But how often does that happen, dads? Never? Almost never? Yeah, that's not a thing you're going to do every day. As it turns out, spending time with the kids has turned out to be a lot of work.
Perhaps a small suggestion of mine can help. And if you make a habit of having tea parties with your daughter all the time, congratulations, you kick ass at fatherhood. Read on anyway, maybe this will save you some lavorum.
As you've probably already figured out, simply spending time with the kids is the highest priority. "Quality" is too subjective a thing to worry about. But you also know that hanging out in front of the TV doesn't quite count as "hanging out". It's just that...well...the whole tea party thing is so exhausting after you've done it once!
Well, yeah. It's cute once, and your daughter will love it, but it's not who you are, and that's what your kids love best of all. Your kids love their dad. What makes tea parties so exciting to them is the novelty. But the big strong dad who goes to work every morning and thunders home in a cloud of sweat and trouble and joy and laughter is the dad they love.
The things you should be doing with your kids are the things you already like to do.
Seriously. I don't think I've ever done a tea party with my daughter, who's now ten. But I do remember buying her a tiny french press to match mine. That was special to her because her dad drinks coffee. She was hanging out with dad doing what dad loves. And best of all, I drink coffee every morning. There was no lack of opportunity for coffee moments with daughter.
I like Thai food. I took my daughter to Thai once. Didn't ask if she'd like to. Just did it. Now Thai is our thing.

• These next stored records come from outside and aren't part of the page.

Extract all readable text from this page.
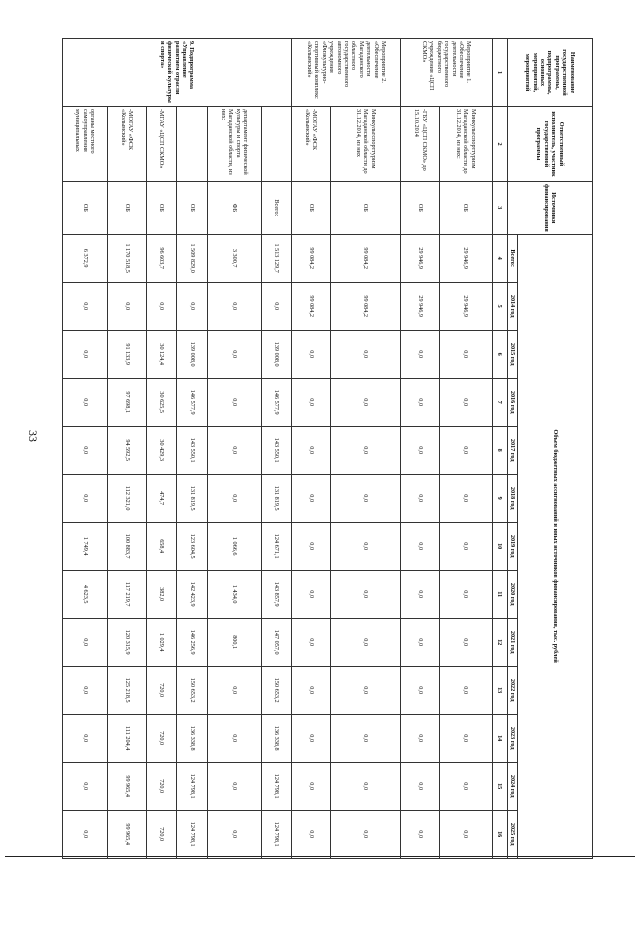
33
Наименование государственной программы, подпрограммы, основных мероприятий, мероприятий	Ответственный исполнитель, участник государственной программы	Источники финансирования	Объем бюджетных ассигнований и иных источников финансирования, тыс. рублей												
			Всего:	2014 год	2015 год	2016 год	2017 год	2018 год	2019 год	2020 год	2021 год	2022 год	2023 год	2024 год	2025 год
1	2	3	4	5	6	7	8	9	10	11	12	13	14	15	16
Мероприятие 1. «Обеспечение деятельности государственного бюджетного учреждения «ЦСП СКМО»	Минкультспорттуризм Магаданской области до 31.12.2014, из них:	ОБ	29 946,9	29 946,9	0,0	0,0	0,0	0,0	0,0	0,0	0,0	0,0	0,0	0,0	0,0
	-ГБУ «ЦСП СКМО» до 15.10.2014	ОБ	29 946,9	29 946,9	0,0	0,0	0,0	0,0	0,0	0,0	0,0	0,0	0,0	0,0	0,0
Мероприятие 2. «Обеспечение деятельности Магаданского областного государственного автономного учреждения «Физкультурно-спортивный комплекс «Колымский»	Минкультспорттуризм Магаданской области до 31.12.2014, из них	ОБ	99 084,2	99 084,2	0,0	0,0	0,0	0,0	0,0	0,0	0,0	0,0	0,0	0,0	0,0
	-МОГАУ «ФСК «Колымский»	ОБ	99 084,2	99 084,2	0,0	0,0	0,0	0,0	0,0	0,0	0,0	0,0	0,0	0,0	0,0
9. Подпрограмма «Управление развитием отрасли физической культуры и спорта»		Всего:	1 513 129,7	0,0	139 008,0	146 577,9	143 550,1	131 819,5	124 671,1	143 857,9	147 057,0	150 653,2	136 338,8	124 798,1	124 798,1
	департамент физической культуры и спорта Магаданской области, из них:	ФБ	3 300,7	0,0	0,0	0,0	0,0	0,0	1 066,6	1 434,0	800,1	0,0	0,0	0,0	0,0
		ОБ	1 509 829,0	0,0	139 008,0	146 577,9	143 550,1	131 819,5	123 604,5	142 423,9	146 256,9	150 653,2	136 338,8	124 798,1	124 798,1
	-МГАУ «ЦСП СКМО»	ОБ	96 603,7	0,0	30 124,4	30 625,5	30 429,3	474,7	658,4	382,0	1 029,4	720,0	720,0	720,0	720,0
	-МОГАУ «ФСК «Колымский»	ОБ	1 170 518,5	0,0	91 133,9	97 698,1	94 592,5	112 321,0	100 883,7	117 219,7	120 315,9	125 218,5	111 204,4	99 965,4	99 965,4
	органы местного самоуправления муниципальных	ОБ	6 372,9	0,0	0,0	0,0	0,0	0,0	1 749,4	4 623,5	0,0	0,0	0,0	0,0	0,0
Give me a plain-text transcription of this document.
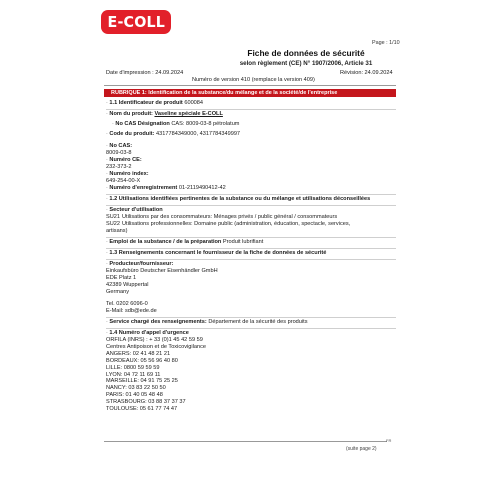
E-COLL
Page : 1/10
Fiche de données de sécurité
selon règlement (CE) N° 1907/2006, Article 31
Date d'impression : 24.09.2024	Révision: 24.09.2024
Numéro de version 410 (remplace la version 409)
RUBRIQUE 1: Identification de la substance/du mélange et de la société/de l'entreprise
· 1.1 Identificateur de produit 600084
· Nom du produit: Vaseline spéciale E-COLL
· No CAS Désignation CAS: 8009-03-8 pétrolatum
· Code du produit: 4317784349000, 4317784349997
· No CAS:
8009-03-8
· Numéro CE:
232-373-2
· Numéro index:
649-254-00-X
· Numéro d'enregistrement 01-2119490412-42
· 1.2 Utilisations identifiées pertinentes de la substance ou du mélange et utilisations déconseillées
· Secteur d'utilisation
SU21 Utilisations par des consommateurs: Ménages privés / public général / consommateurs
SU22 Utilisations professionnelles: Domaine public (administration, éducation, spectacle, services,
artisans)
· Emploi de la substance / de la préparation Produit lubrifiant
· 1.3 Renseignements concernant le fournisseur de la fiche de données de sécurité
· Producteur/fournisseur:
Einkaufsbüro Deutscher Eisenhändler GmbH
EDE Platz 1
42389 Wuppertal
Germany
Tel. 0202 6096-0
E-Mail: sdb@ede.de
· Service chargé des renseignements: Département de la sécurité des produits
· 1.4 Numéro d'appel d'urgence
ORFILA (INRS) : + 33 (0)1 45 42 59 59
Centres Antipoison et de Toxicovigilance
ANGERS: 02 41 48 21 21
BORDEAUX: 05 56 96 40 80
LILLE: 0800 59 59 59
LYON: 04 72 11 69 11
MARSEILLE: 04 91 75 25 25
NANCY: 03 83 22 50 50
PARIS: 01 40 05 48 48
STRASBOURG: 03 88 37 37 37
TOULOUSE: 05 61 77 74 47
FR
(suite page 2)
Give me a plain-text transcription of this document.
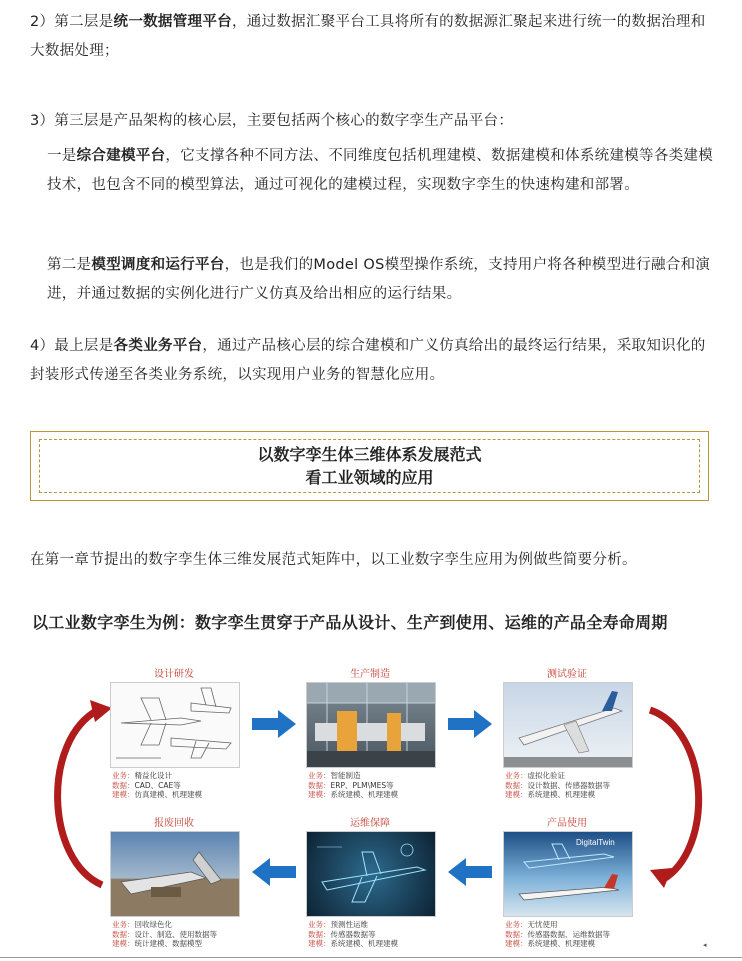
2）第二层是统一数据管理平台，通过数据汇聚平台工具将所有的数据源汇聚起来进行统一的数据治理和大数据处理；
3）第三层是产品架构的核心层，主要包括两个核心的数字孪生产品平台：
一是综合建模平台，它支撑各种不同方法、不同维度包括机理建模、数据建模和体系统建模等各类建模技术，也包含不同的模型算法，通过可视化的建模过程，实现数字孪生的快速构建和部署。
第二是模型调度和运行平台，也是我们的Model OS模型操作系统，支持用户将各种模型进行融合和演进，并通过数据的实例化进行广义仿真及给出相应的运行结果。
4）最上层是各类业务平台，通过产品核心层的综合建模和广义仿真给出的最终运行结果，采取知识化的封装形式传递至各类业务系统，以实现用户业务的智慧化应用。
以数字孪生体三维体系发展范式
看工业领域的应用
在第一章节提出的数字孪生体三维发展范式矩阵中，以工业数字孪生应用为例做些简要分析。
以工业数字孪生为例：数字孪生贯穿于产品从设计、生产到使用、运维的产品全寿命周期
设计研发
业务：精益化设计
数据：CAD、CAE等
建模：仿真建模、机理建模
生产制造
业务：智能制造
数据：ERP、PLM\MES等
建模：系统建模、机理建模
测试验证
业务：虚拟化验证
数据：设计数据、传感器数据等
建模：系统建模、机理建模
报废回收
业务：回收绿色化
数据：设计、制造、使用数据等
建模：统计建模、数据模型
运维保障
业务：预测性运维
数据：传感器数据等
建模：系统建模、机理建模
产品使用
DigitalTwin
业务：无忧使用
数据：传感器数据、运维数据等
建模：系统建模、机理建模	◂
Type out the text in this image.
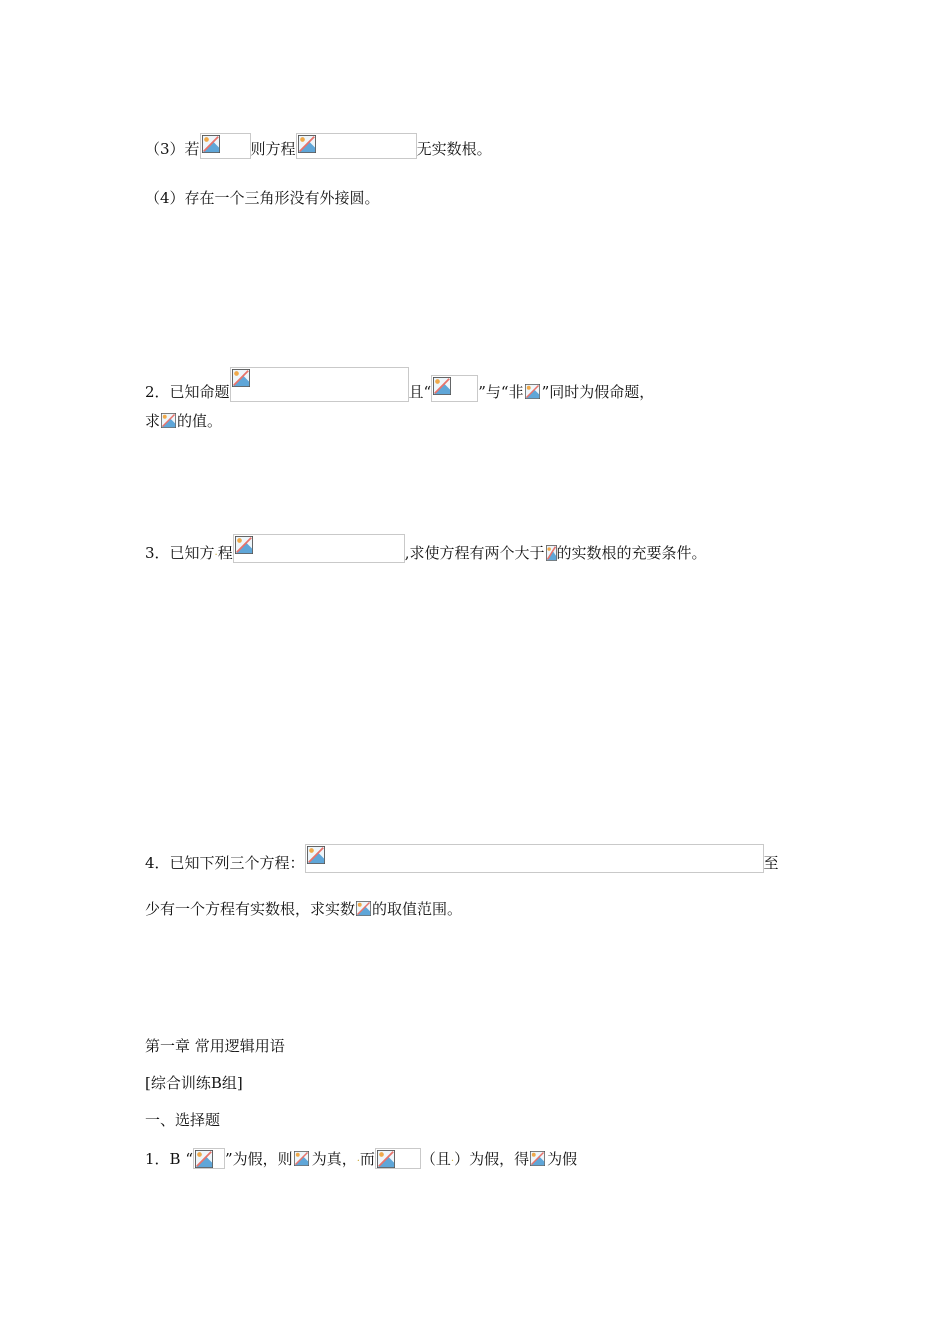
（3）若	则方程	无实数根。
（4）存在一个三角形没有外接圆。
2．已知命题	且“	”与“非 ”同时为假命题，
求 的值。
3．已知方.程	,求使方程有两个大于 的实数根的充要条件。
4．已知下列三个方程：	至
少有一个方程有实数根，求实数 的取值范围。
第一章 常用逻辑用语
[综合训练B组]
一、选择题
1．B “ ”为假，则 为真，.而	（且.）为假，得 为假
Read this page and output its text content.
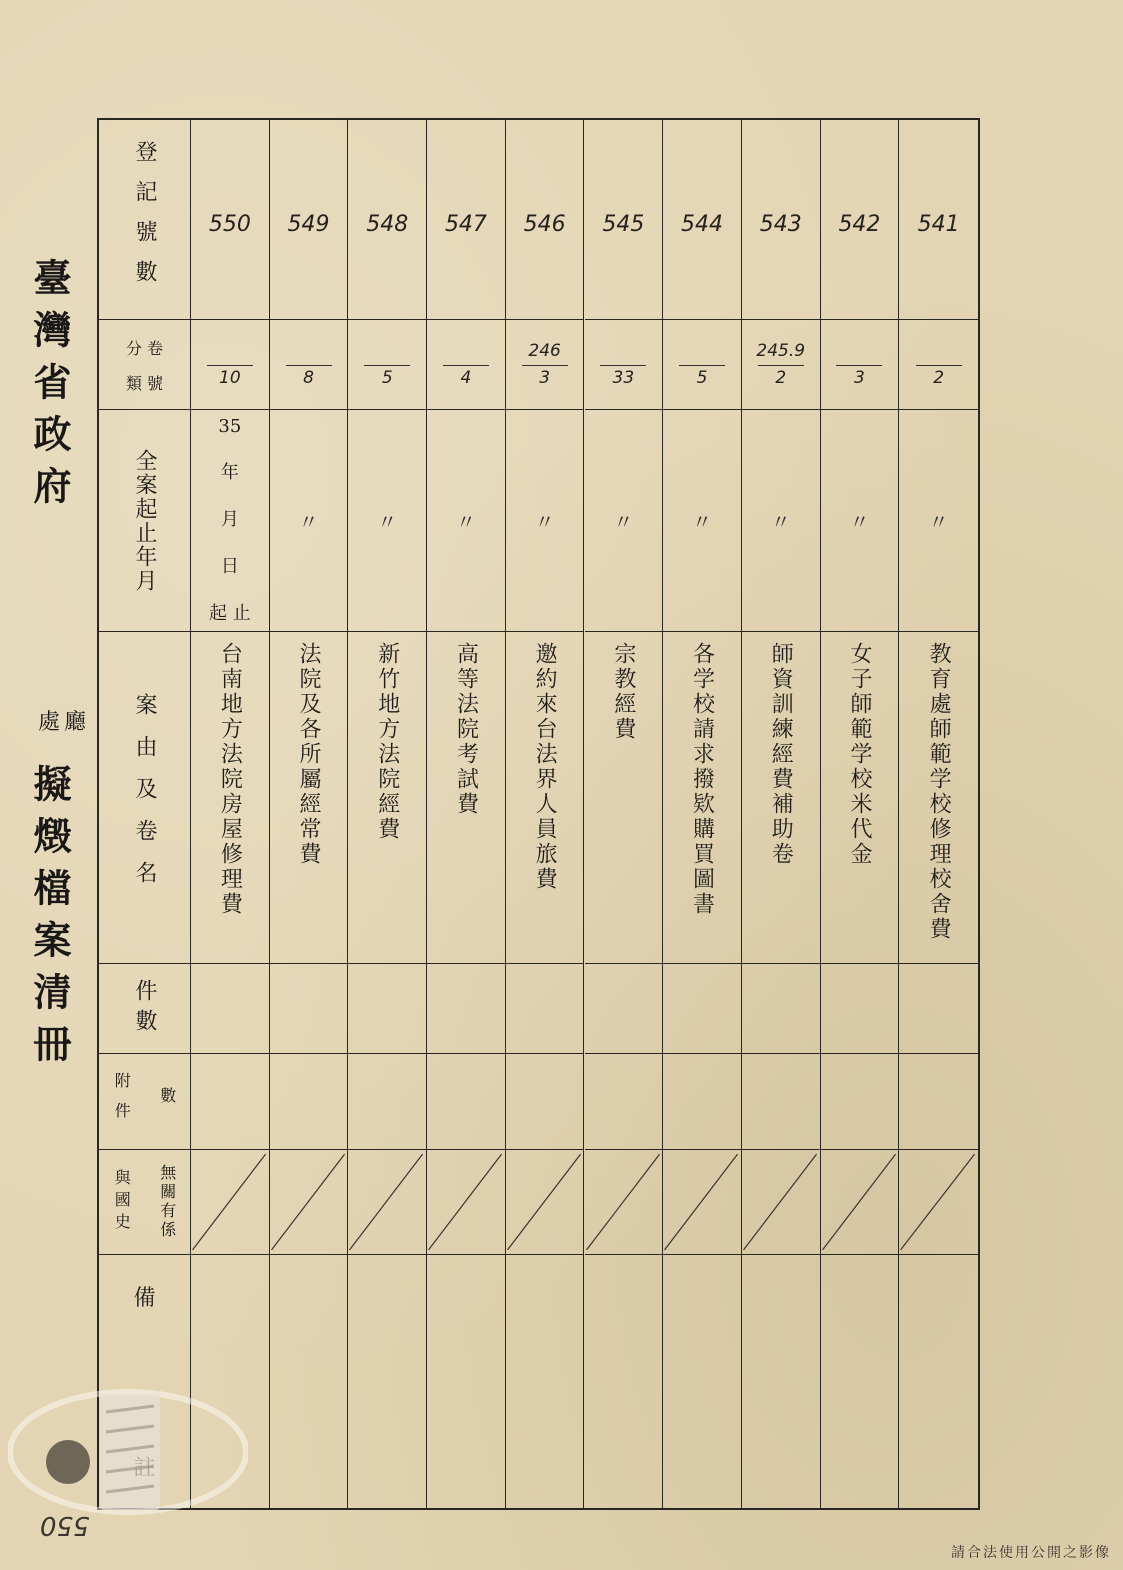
臺灣省政府
處廳
擬燬檔案清冊
登記號數
分 卷
類 號
全案起止年月
案由及卷名
件數
附件 數
與國史 無關有係
備
550
10
35
年
月
日
起 止
台南地方法院房屋修理費
549
8
〃
法院及各所屬經常費
548
5
〃
新竹地方法院經費
547
4
〃
高等法院考試費
546
$\frac{246}{3}$
〃
邀約來台法界人員旅費
545
33
〃
宗教經費
544
5
〃
各学校請求撥欵購買圖書
543
$\frac{245.9}{2}$
〃
師資訓練經費補助卷
542
3
〃
女子師範学校米代金
541
2
〃
教育處師範学校修理校舍費
550
請合法使用公開之影像
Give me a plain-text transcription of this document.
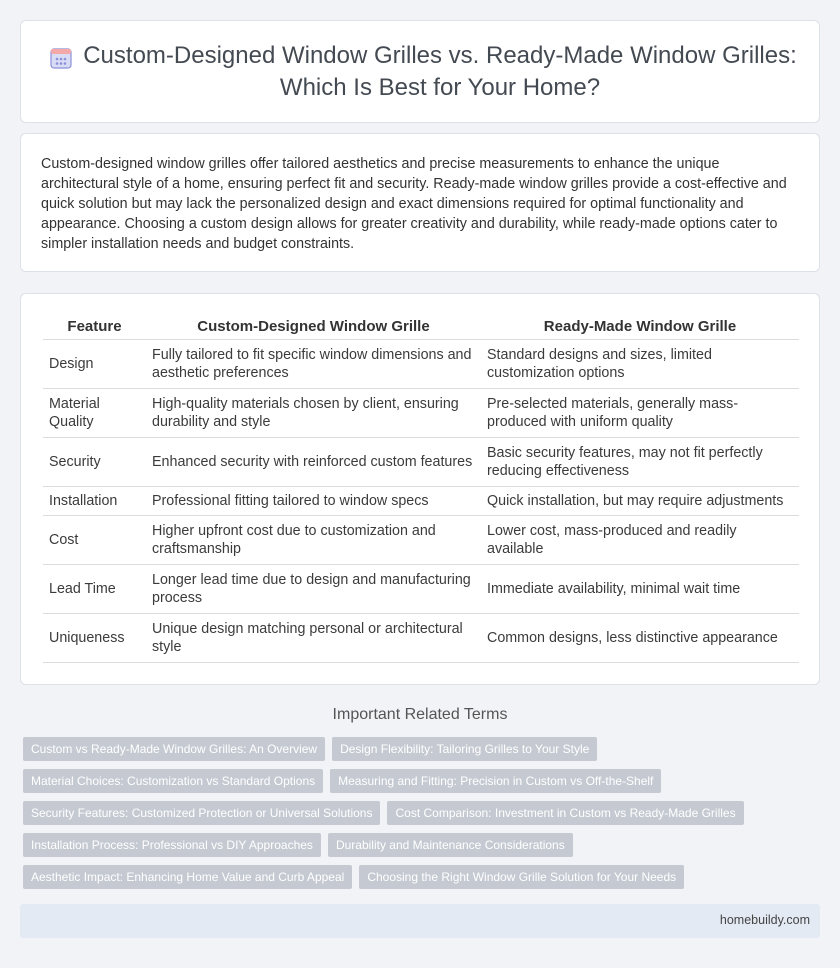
Custom-Designed Window Grilles vs. Ready-Made Window Grilles: Which Is Best for Your Home?

Custom-designed window grilles offer tailored aesthetics and precise measurements to enhance the unique architectural style of a home, ensuring perfect fit and security. Ready-made window grilles provide a cost-effective and quick solution but may lack the personalized design and exact dimensions required for optimal functionality and appearance. Choosing a custom design allows for greater creativity and durability, while ready-made options cater to simpler installation needs and budget constraints.

Feature	Custom-Designed Window Grille	Ready-Made Window Grille
Design	Fully tailored to fit specific window dimensions and aesthetic preferences	Standard designs and sizes, limited customization options
Material Quality	High-quality materials chosen by client, ensuring durability and style	Pre-selected materials, generally mass-produced with uniform quality
Security	Enhanced security with reinforced custom features	Basic security features, may not fit perfectly reducing effectiveness
Installation	Professional fitting tailored to window specs	Quick installation, but may require adjustments
Cost	Higher upfront cost due to customization and craftsmanship	Lower cost, mass-produced and readily available
Lead Time	Longer lead time due to design and manufacturing process	Immediate availability, minimal wait time
Uniqueness	Unique design matching personal or architectural style	Common designs, less distinctive appearance
Important Related Terms
Custom vs Ready-Made Window Grilles: An Overview	Design Flexibility: Tailoring Grilles to Your Style
Material Choices: Customization vs Standard Options	Measuring and Fitting: Precision in Custom vs Off-the-Shelf
Security Features: Customized Protection or Universal Solutions	Cost Comparison: Investment in Custom vs Ready-Made Grilles
Installation Process: Professional vs DIY Approaches	Durability and Maintenance Considerations
Aesthetic Impact: Enhancing Home Value and Curb Appeal	Choosing the Right Window Grille Solution for Your Needs
homebuildy.com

Do you like shooting hoops? Shoot hoops with your kids. Hate baseball? Don't feel bad about not playing baseball with them. Parents often fall into the trap of thinking they're responsible for entertaining their kids. But they're not. They can go read a book. Or throw a ball against a wall. Or they can ask you if you'll shoot hoops or play Risk, because they know that works almost every time.
Involve the kids in your household activities. Are you mowing the lawn? Bring 'em. Are you brewing beer? Bring 'em. Are you pulling up your entire kitchen floor, as we painfully did last week? Bring 'em. My kids loved doing the floor, by the way. Behold:
Be willing to have your kids everywhere with you. I have plenty of time on my own, and I don't feel guilty about leaving them behind, but I make a habit of taking my kids to the places I go. This is especially true of hobbies and hobby-likes. Do I have rugby practice? Maybe I can bring the kids. Checking out a new brewery? Bring the kids. Going to the Confederate War Museum? Bring the kids. Children doing dad's things with dad have their identity reinforced. They want to know that they, too, like the Eagles and artisan cheeses and carpentry and love poems. That's not my list, by the way, that's a theoretical. Only bad guys like the Eagles.
So that's my suggestion. Don't go too far out of the way to do kiddy things with the kiddies. Bring them along on the things you do. You'll discover that's a whole lot more time, with a whole lot less planning.
By the way, if you don't like to do anything that can be shared with kids, you've got to do an emergency re-examination of your pleasures.
P.S. The kids just asked if I would read them a bedtime story. I said, "No, go away, I'm writing."